Only a few hundred people live in Yvoire, but the small village on the southern shores of Lake Geneva has a lot to offer.
It even enjoys the reputation of being one of the prettiest places in all of France - thanks to its medieval buildings, the unusually scenic view of the lake and its countless flowers which in the summer months decorate many of the town’s houses.
Yvoire is no longer a secret tip. On the contrary, many visitors who have set up their quarters nearby either in France or Switzerland, come to the town. And for many vacationers travelling southwards, Yvoire is an ideal stopping-off point.
During some days of the main season the parking lots near the town center are filled up, while excursion boats bring in loads of tourists from across the lake.
Now, in autumn, the atmosphere is tangibly quieter and the visitors are no longer tripping over each others’ feet.
For a tour around the town, one should set aside a bit of time. Many shops will be selling the usual tourist souvenirs ranging from coffee mugs to lapel pins.
But there are also a number of galleries offering paintings, sculptures and all kinds of hand-made artifacts, while in other shops there are high-quality porcelain items and clothing.
Those who during their stroll through the streets happen to look up will discover the entire glory of the flowers decorating the houses.
The grey of the natural stone of which the houses are built lets the riot of reds shine even more brightly.
Yvoire’s gastronomy scene is a modest one, but on the road along the lakeshore visitors have a number of opportunities to find top-level cuisine.

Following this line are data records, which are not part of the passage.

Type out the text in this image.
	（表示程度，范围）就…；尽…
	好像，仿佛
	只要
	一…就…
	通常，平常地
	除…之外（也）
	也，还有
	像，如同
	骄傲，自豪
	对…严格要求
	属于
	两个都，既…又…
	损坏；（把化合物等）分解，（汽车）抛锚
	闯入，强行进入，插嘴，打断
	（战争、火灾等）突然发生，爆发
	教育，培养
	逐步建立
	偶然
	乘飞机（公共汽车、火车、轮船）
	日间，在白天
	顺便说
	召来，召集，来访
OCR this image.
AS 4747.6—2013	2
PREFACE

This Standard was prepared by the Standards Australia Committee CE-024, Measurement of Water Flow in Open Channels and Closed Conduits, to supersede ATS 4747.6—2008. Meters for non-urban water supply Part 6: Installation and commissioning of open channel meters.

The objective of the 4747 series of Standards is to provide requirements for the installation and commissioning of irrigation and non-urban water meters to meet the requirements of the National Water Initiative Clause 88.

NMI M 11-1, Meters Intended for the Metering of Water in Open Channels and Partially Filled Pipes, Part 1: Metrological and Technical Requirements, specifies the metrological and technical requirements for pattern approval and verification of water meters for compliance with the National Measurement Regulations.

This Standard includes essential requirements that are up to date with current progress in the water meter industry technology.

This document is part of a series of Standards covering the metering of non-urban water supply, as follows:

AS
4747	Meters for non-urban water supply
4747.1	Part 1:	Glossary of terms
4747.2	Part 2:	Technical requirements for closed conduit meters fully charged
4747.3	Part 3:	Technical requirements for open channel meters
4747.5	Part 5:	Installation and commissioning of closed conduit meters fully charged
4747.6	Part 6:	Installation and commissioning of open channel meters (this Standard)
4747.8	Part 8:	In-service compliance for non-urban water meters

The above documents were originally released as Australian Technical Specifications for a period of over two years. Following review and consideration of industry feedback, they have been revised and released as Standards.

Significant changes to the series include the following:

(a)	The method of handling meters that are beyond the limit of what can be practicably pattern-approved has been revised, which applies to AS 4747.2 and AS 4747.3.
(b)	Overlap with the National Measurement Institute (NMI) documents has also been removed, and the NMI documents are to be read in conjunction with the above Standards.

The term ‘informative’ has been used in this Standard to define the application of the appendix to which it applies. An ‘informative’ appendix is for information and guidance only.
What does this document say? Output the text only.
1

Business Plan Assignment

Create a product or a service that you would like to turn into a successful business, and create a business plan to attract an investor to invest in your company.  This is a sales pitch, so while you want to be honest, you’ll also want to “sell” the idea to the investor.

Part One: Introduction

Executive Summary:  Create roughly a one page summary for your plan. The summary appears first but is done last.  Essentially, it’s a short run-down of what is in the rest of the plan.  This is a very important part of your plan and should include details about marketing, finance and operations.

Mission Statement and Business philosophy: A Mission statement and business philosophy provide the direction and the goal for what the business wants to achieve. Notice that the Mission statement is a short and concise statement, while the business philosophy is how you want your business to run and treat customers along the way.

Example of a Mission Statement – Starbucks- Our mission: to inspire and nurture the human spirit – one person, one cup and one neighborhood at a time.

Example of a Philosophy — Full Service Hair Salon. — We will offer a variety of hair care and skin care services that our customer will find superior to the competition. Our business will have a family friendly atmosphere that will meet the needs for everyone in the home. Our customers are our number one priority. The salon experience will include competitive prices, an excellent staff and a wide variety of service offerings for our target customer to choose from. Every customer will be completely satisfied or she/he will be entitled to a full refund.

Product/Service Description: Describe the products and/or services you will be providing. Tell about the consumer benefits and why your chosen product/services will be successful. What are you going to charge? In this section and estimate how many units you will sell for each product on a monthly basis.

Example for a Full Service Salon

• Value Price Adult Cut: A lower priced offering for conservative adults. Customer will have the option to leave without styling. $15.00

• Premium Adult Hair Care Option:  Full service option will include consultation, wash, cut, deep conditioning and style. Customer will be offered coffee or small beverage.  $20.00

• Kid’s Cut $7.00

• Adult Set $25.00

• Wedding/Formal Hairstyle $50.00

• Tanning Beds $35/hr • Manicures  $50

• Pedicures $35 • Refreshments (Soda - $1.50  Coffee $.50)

Those seeking a bit of luxury will find what they are looking for in Evian-les-Bains, about a half-hour drive to the east. There, at the home of the world-famous mineral water of the same name, there is to this day the summer-residence flair of the nobility and upper classes.
In Yvoire the path quickly leads down to the shore, where in a small harbour yachts are bobbing in the water and a few fishermen are defending their space against all the tourists.
What is left of an erstwhile castle is quickly circled and leads to the docks for the excursion boats.
It can be crowded on the boats and there really isn’t that much to see. So one quickly climbs the hill back up to town for a stroll again through the narrow streets.
They lead to a small, tree-lined square located in front of a pretty church, dedicated to St Pankratius and its construction dating back to the 11th century.
Just why precisely at the tip of the Leman Peninsula a strongly-fortified town was built back in the Middle Ages is easily explained.
The location on the transit point between the larger and smaller part of Lake Geneva was an ideal one for the ruler to secure his claim to power.
And so there evolved at the start of the 14th century a formidable fortification.
Over the course of time the ownership and power equations would change, and a few hundred years later the town sank back into military insignificance.
The historical architecture survived over time, until modern-day tourism after World War II woke Yvoire up from its slumber and lent it new importance again.